Thursday, October 10, 2013
Glitches in the court's e-filing system excused an attorney's errors in filing a complaint, according to an opinion of the New York Appellate Division for the Second Judicial Department:
The State of New York has moved toward the electronic filing (hereinafter e-filing) of court documents in the Supreme Court...Perhaps not unexpectedly, there are glitches associated with the initiation of the new e-filing system. This appeal addresses the extent to which courts may utilize CPLR 2001 to remedy defects in the e-filing of summonses, summonses with notice, and complaints, when the defect results in a statute of limitations problem for the filing party.
Here, contrary to the defendant's contention and the Supreme Court's determination, the plaintiff's mistake constitutes a mistake in the method that was used in filing in a "practice" system instead of in a "live" system and, thus, is not akin to the mistake made by the plaintiff in Goldenberg that the Court of Appeals determined could not be excused. The mistake made by the plaintiff's counsel here was caused, in large part, by the glitches in the new e-filing system and counsel's unfamiliarity with it.
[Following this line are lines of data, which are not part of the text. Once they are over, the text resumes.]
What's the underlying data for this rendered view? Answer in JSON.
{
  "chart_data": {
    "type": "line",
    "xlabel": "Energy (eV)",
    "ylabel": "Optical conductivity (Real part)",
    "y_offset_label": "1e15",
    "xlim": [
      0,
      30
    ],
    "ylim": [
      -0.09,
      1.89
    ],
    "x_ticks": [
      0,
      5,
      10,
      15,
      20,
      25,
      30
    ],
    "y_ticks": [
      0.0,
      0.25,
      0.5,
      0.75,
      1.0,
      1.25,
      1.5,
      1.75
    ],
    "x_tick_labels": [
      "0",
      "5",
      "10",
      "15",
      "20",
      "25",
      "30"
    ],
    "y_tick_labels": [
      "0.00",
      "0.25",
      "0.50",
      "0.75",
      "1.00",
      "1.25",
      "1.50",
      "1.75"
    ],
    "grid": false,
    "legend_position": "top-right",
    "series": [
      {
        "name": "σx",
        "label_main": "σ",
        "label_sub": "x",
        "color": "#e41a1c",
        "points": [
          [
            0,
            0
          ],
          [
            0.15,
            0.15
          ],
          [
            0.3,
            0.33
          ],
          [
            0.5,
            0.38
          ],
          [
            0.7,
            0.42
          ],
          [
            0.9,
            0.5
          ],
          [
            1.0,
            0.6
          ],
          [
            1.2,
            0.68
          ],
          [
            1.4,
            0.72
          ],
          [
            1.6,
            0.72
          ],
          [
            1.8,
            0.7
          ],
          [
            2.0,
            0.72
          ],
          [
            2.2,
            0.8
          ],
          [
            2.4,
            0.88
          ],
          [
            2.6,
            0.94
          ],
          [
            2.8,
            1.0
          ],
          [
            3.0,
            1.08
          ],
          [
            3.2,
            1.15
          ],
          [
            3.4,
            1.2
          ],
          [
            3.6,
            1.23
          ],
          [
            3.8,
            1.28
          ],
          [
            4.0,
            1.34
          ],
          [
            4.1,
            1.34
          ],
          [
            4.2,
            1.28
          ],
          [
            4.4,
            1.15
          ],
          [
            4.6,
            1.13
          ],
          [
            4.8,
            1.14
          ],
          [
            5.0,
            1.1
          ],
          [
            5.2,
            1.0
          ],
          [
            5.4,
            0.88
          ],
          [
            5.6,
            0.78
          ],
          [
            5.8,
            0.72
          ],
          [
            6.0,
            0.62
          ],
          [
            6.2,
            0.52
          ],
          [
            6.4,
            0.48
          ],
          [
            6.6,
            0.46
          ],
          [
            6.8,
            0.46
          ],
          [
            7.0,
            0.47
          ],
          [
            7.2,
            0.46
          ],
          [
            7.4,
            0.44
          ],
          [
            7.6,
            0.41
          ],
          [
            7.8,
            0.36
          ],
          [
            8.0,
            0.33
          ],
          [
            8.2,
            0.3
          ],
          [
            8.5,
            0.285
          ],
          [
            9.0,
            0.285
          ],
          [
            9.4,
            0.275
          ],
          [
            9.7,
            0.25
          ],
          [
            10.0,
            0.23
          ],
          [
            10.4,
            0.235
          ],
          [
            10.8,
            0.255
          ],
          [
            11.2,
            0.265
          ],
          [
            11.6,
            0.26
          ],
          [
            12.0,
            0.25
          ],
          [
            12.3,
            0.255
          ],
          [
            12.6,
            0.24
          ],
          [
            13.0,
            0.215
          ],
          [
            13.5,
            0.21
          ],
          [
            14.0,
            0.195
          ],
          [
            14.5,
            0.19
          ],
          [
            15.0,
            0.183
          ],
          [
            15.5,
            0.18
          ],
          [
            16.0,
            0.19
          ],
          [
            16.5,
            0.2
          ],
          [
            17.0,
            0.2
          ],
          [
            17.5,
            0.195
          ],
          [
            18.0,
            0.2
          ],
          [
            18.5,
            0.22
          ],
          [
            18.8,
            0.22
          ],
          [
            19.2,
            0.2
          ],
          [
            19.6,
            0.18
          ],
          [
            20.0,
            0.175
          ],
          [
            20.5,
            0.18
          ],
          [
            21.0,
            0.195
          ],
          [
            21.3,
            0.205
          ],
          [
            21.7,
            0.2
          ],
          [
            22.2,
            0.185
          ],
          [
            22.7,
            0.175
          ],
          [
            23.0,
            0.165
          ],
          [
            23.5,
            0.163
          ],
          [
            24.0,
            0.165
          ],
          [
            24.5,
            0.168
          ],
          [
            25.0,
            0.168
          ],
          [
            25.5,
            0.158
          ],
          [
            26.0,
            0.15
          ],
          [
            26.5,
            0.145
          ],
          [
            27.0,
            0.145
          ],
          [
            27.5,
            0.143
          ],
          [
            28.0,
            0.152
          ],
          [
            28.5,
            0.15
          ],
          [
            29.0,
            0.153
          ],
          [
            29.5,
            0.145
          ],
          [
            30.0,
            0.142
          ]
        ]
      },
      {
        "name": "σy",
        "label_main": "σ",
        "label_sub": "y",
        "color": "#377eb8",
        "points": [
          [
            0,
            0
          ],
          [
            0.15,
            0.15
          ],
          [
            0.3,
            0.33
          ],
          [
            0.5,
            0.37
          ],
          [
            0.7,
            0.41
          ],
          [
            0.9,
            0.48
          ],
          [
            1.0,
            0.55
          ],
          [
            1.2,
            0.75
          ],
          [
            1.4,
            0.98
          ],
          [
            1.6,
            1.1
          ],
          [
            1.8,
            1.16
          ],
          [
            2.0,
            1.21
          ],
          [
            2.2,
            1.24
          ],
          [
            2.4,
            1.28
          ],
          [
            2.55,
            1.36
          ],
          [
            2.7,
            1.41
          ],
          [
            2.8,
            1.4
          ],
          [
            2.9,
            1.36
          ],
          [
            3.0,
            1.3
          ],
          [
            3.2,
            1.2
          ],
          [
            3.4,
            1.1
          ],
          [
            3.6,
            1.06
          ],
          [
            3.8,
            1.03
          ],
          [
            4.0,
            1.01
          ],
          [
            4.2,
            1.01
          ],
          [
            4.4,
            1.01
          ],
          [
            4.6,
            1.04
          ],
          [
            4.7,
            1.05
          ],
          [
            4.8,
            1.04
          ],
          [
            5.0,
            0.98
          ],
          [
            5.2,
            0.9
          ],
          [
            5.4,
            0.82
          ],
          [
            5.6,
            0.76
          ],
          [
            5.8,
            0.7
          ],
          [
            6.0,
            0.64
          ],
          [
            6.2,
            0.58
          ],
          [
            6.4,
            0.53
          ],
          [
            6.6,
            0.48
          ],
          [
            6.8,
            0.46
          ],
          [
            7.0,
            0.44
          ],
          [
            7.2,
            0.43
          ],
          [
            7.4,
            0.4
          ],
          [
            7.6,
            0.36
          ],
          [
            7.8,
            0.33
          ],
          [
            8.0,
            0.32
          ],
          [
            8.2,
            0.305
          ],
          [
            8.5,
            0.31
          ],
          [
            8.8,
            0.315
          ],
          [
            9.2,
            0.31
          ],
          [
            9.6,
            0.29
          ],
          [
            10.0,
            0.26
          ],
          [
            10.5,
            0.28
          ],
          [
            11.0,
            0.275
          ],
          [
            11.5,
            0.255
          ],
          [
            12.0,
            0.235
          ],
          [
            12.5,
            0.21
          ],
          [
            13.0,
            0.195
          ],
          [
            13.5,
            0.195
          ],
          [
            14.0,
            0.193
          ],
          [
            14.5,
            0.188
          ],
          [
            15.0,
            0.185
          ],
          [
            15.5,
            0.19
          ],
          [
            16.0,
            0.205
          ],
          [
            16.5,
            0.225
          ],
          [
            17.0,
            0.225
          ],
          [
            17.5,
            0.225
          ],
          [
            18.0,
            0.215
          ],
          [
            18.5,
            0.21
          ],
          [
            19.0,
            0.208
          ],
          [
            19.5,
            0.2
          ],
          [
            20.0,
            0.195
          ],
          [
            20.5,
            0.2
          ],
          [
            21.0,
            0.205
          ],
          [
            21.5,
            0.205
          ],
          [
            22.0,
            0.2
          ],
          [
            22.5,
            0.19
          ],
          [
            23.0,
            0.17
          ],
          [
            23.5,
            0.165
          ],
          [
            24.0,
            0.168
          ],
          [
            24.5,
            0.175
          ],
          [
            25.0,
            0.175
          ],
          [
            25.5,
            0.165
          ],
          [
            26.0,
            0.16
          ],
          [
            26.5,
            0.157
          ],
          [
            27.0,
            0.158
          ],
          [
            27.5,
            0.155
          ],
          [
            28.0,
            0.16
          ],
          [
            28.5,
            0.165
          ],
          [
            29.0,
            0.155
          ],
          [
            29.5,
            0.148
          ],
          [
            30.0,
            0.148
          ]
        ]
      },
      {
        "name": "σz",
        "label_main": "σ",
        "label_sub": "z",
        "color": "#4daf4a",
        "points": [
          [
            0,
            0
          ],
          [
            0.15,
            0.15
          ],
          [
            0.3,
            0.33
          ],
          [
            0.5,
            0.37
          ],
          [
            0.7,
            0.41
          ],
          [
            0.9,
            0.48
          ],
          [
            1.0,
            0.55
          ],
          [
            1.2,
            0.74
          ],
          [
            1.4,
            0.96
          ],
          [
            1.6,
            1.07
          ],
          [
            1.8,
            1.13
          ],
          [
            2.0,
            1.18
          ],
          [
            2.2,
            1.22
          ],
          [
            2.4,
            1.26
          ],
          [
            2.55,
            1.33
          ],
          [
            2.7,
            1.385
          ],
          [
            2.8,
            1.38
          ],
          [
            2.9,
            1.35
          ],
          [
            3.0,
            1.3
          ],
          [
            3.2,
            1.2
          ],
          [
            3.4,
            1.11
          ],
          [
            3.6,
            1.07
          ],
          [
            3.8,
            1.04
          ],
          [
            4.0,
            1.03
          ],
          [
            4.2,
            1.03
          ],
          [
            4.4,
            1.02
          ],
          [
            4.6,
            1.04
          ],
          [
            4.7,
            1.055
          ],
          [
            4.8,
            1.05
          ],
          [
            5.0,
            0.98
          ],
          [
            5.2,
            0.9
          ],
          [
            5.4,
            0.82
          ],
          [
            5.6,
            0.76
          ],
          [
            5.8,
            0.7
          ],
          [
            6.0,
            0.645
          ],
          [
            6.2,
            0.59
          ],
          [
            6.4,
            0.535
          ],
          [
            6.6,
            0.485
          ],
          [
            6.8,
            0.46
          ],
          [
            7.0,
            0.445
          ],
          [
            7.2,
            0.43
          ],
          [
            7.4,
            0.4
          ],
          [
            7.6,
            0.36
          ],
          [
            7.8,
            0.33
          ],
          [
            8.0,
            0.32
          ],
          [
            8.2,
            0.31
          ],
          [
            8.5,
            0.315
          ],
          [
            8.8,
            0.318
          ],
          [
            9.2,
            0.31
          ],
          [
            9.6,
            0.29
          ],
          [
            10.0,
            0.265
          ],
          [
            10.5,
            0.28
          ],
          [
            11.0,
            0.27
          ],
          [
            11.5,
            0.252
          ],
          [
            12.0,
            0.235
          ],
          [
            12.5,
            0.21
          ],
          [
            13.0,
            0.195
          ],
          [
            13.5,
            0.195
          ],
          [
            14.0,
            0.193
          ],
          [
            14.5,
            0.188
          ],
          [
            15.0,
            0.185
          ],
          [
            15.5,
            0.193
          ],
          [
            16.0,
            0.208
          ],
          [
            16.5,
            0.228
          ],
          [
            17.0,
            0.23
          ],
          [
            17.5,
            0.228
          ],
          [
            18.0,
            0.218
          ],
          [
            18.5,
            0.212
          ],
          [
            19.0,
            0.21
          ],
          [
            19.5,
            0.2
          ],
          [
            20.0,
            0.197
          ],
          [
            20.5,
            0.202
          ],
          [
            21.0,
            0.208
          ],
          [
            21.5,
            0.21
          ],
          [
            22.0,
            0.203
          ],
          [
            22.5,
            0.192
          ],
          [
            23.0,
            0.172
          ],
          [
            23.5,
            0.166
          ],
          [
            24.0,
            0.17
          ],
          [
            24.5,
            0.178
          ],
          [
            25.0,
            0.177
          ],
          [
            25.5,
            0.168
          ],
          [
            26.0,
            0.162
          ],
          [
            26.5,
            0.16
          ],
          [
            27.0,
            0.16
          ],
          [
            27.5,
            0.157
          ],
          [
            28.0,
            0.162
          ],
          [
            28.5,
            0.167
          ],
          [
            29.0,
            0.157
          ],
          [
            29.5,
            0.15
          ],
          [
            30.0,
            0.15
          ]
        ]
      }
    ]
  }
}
It is much like the confusion spawned by the 1992 commencement-by-filing legislation, which, as explained by this Court in MacLeod, prompted the Legislature to amend CPLR 2001 to forgive innocent and nonprejudicial errors...
We hold that under the circumstances of this case, the e-filing that was to have occurred on May 4, 2011, with the County Clerk is a "correction" of the "practice" filing that had, in fact, been timely undertaken by the plaintiff's counsel with the County Clerk. The summons and complaint were electronically submitted to the County Clerk on that date, and receipt by the County Clerk was acknowledged and electronically confirmed. The "filing" was performed in a mistaken manner and method, which courts are permitted to correct on terms that may be just (see Goldenberg v Westchester County Health Care Corp., 16 NY3d at 328). Therefore, the plaintiff was under no burden to demonstrate an absence of prejudice to the defendant. In contrast, excusing a clearly untimely filing would constitute the disregarding of an error, which could not be permitted because it would be prejudicial to a defendant to deprive it of a legitimate statute of limitations defense. That, however, is a circumstance that we find not to exist here.